Nawaf Salam a réagi immédiatement après les frappes, dénonçant une attaque contre la sécurité du pays à la veille des fêtes et de la saison touristique. Son gouvernement, déjà confronté à une situation économique et sociale difficile, se retrouve sous pression. De son côté, le président libanais Joseph Aoun poursuit une stratégie de dialogue avec le Hezbollah. Il a reçu les représentants du parti il y a une semaine. Mais cette approche diplomatique ne semble pas peser dans la balance régionale.
Dans sa déclaration, le chef de l’État libanais évoque une instrumentalisation du Liban : « Israël utilise notre territoire pour envoyer un message aux États-Unis », a-t-il lancé, dans une allusion directe aux tensions grandissantes entre l’administration Trump et le gouvernement de Benyamin Nétanyahou, sur fond de négociations sensibles autour du nucléaire iranien.
Le timing de l’attaque coïncide également avec la mise à l’écart, en début de semaine, de l’envoyée spéciale de la Maison Blanche, Morgan Ortagus, pourtant perçue comme une alliée d’Israël. Un autre signal que Tel-Aviv aurait pu vouloir envoyer, cette fois en direction de Washington.
Une paix sous pression
Sur le terrain, les risques d’escalade s’accumulent. Gaza, la Cisjordanie, la Syrie : les fronts se multiplient. À Gaza, les déplacements forcés de population se poursuivent, tandis que la colonisation s’accélère en Cisjordanie.
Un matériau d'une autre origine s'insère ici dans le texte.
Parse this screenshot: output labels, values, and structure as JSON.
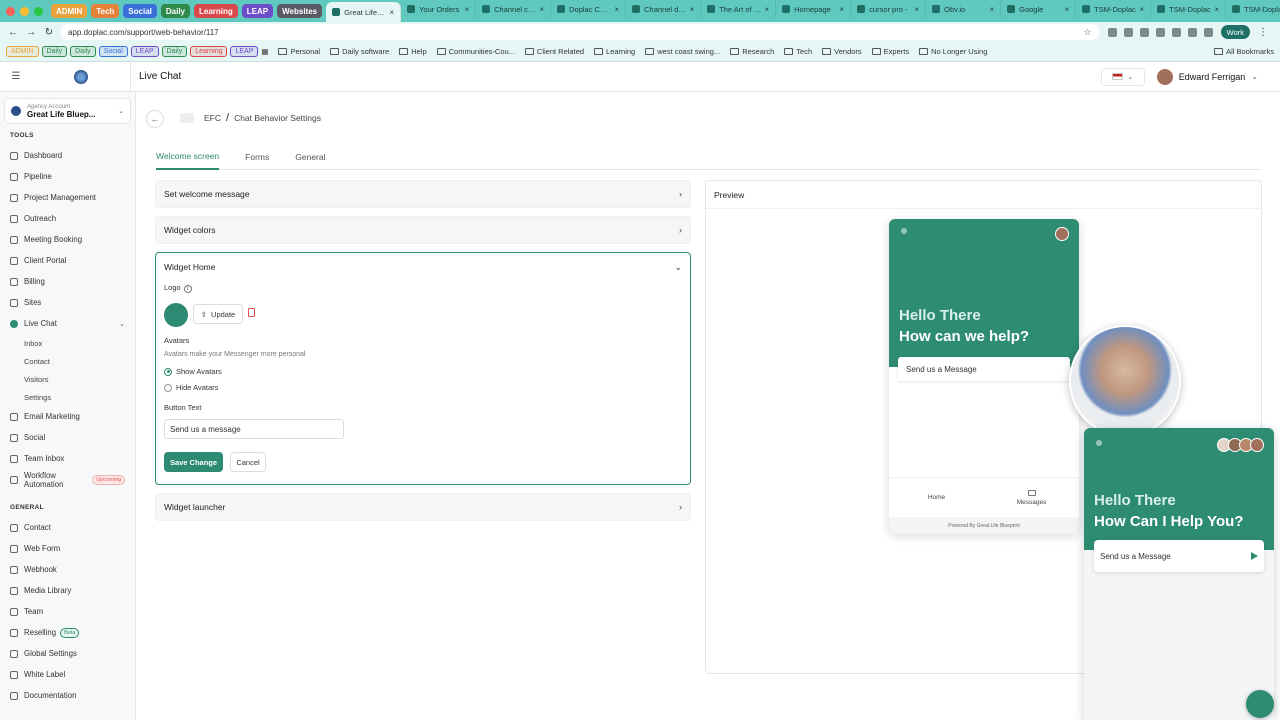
{
  "browser": {
    "tab_groups": [
      {
        "label": "ADMIN",
        "color": "#e8a33d"
      },
      {
        "label": "Tech",
        "color": "#e5823a"
      },
      {
        "label": "Social",
        "color": "#3b6fd9"
      },
      {
        "label": "Daily",
        "color": "#2f8a4b"
      },
      {
        "label": "Learning",
        "color": "#d9484b"
      },
      {
        "label": "LEAP",
        "color": "#6c4cc9"
      },
      {
        "label": "Websites",
        "color": "#5a5a66"
      }
    ],
    "tabs": [
      {
        "title": "Great Life Blue",
        "active": true
      },
      {
        "title": "Your Orders",
        "active": false
      },
      {
        "title": "Channel cont",
        "active": false
      },
      {
        "title": "Doplac CRM",
        "active": false
      },
      {
        "title": "Channel dash",
        "active": false
      },
      {
        "title": "The Art of Mu",
        "active": false
      },
      {
        "title": "Homepage",
        "active": false
      },
      {
        "title": "cursor pro -",
        "active": false
      },
      {
        "title": "Obv.io",
        "active": false
      },
      {
        "title": "Google",
        "active": false
      },
      {
        "title": "TSM-Doplac",
        "active": false
      },
      {
        "title": "TSM-Doplac",
        "active": false
      },
      {
        "title": "TSM-Doplac",
        "active": false
      }
    ],
    "url": "app.doplac.com/support/web-behavior/117",
    "profile_label": "Work",
    "bookmark_groups": [
      {
        "label": "ADMIN",
        "color": "#e8a33d"
      },
      {
        "label": "Daily",
        "color": "#2f8a4b"
      },
      {
        "label": "Daily",
        "color": "#2f8a4b"
      },
      {
        "label": "Social",
        "color": "#3b6fd9"
      },
      {
        "label": "LEAP",
        "color": "#6c4cc9"
      },
      {
        "label": "Daily",
        "color": "#2f8a4b"
      },
      {
        "label": "Learning",
        "color": "#d9484b"
      },
      {
        "label": "LEAP",
        "color": "#6c4cc9"
      }
    ],
    "bookmarks": [
      "Personal",
      "Daily software",
      "Help",
      "Communities-Cou...",
      "Client Related",
      "Learning",
      "west coast swing...",
      "Research",
      "Tech",
      "Vendors",
      "Experts",
      "No Longer Using"
    ],
    "all_bookmarks": "All Bookmarks"
  },
  "header": {
    "title": "Live Chat",
    "user_name": "Edward Ferrigan"
  },
  "sidebar": {
    "account_label": "Agency Account",
    "account_name": "Great Life Bluep...",
    "tools_label": "TOOLS",
    "tools": [
      {
        "label": "Dashboard",
        "id": "dashboard"
      },
      {
        "label": "Pipeline",
        "id": "pipeline"
      },
      {
        "label": "Project Management",
        "id": "project-management"
      },
      {
        "label": "Outreach",
        "id": "outreach"
      },
      {
        "label": "Meeting Booking",
        "id": "meeting-booking"
      },
      {
        "label": "Client Portal",
        "id": "client-portal"
      },
      {
        "label": "Billing",
        "id": "billing"
      },
      {
        "label": "Sites",
        "id": "sites"
      },
      {
        "label": "Live Chat",
        "id": "live-chat"
      }
    ],
    "livechat_sub": [
      "Inbox",
      "Contact",
      "Visitors",
      "Settings"
    ],
    "tools2": [
      {
        "label": "Email Marketing",
        "id": "email-marketing"
      },
      {
        "label": "Social",
        "id": "social"
      },
      {
        "label": "Team Inbox",
        "id": "team-inbox"
      },
      {
        "label": "Workflow Automation",
        "id": "workflow-automation",
        "badge": "Upcoming"
      }
    ],
    "general_label": "GENERAL",
    "general": [
      {
        "label": "Contact",
        "id": "contact"
      },
      {
        "label": "Web Form",
        "id": "web-form"
      },
      {
        "label": "Webhook",
        "id": "webhook"
      },
      {
        "label": "Media Library",
        "id": "media-library"
      },
      {
        "label": "Team",
        "id": "team"
      },
      {
        "label": "Reselling",
        "id": "reselling",
        "badge": "Beta"
      },
      {
        "label": "Global Settings",
        "id": "global-settings"
      },
      {
        "label": "White Label",
        "id": "white-label"
      },
      {
        "label": "Documentation",
        "id": "documentation"
      }
    ]
  },
  "breadcrumb": {
    "parent": "EFC",
    "separator": "/",
    "current": "Chat Behavior Settings"
  },
  "tabs": [
    "Welcome screen",
    "Forms",
    "General"
  ],
  "sections": {
    "welcome_message": "Set welcome message",
    "widget_colors": "Widget colors",
    "widget_home": "Widget Home",
    "widget_launcher": "Widget launcher"
  },
  "widget_home": {
    "logo_label": "Logo",
    "info_glyph": "i",
    "update_label": "Update",
    "avatars_label": "Avatars",
    "avatars_hint": "Avatars make your Messenger more personal",
    "show_avatars": "Show Avatars",
    "hide_avatars": "Hide Avatars",
    "button_text_label": "Button Text",
    "button_text_value": "Send us a message",
    "save_label": "Save Change",
    "cancel_label": "Cancel"
  },
  "preview": {
    "title": "Preview",
    "greeting": "Hello There",
    "headline": "How can we help?",
    "message": "Send us a Message",
    "nav_home": "Home",
    "nav_messages": "Messages",
    "footer": "Powered By Great Life Blueprint"
  },
  "live_widget": {
    "greeting": "Hello There",
    "headline": "How Can I Help You?",
    "message": "Send us a Message"
  },
  "colors": {
    "brand": "#2e8c72",
    "chrome": "#5fc9c0"
  }
}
En Syrie, les frappes israéliennes ciblent désormais les équipements militaires des autorités de transition, pourtant restées à l’écart du conflit avec Israël.
Dans ce contexte, le bureau de coordination de l’ONU au Liban a mis en garde contre toute nouvelle escalade. Des tentatives de médiation ont bien eu lieu dans la soirée de jeudi. L’armée libanaise aurait proposé une inspection conjointe des sites ciblés, comme le prévoit l’accord de cessez-le-feu. Une procédure ignorée par Tel-Aviv.
Les habitants de Beyrouth, eux, redoutent que le fracas de cette nuit ne marque pas une exception, mais un nouveau cycle. Celui où les négociations se font désormais sous la menace.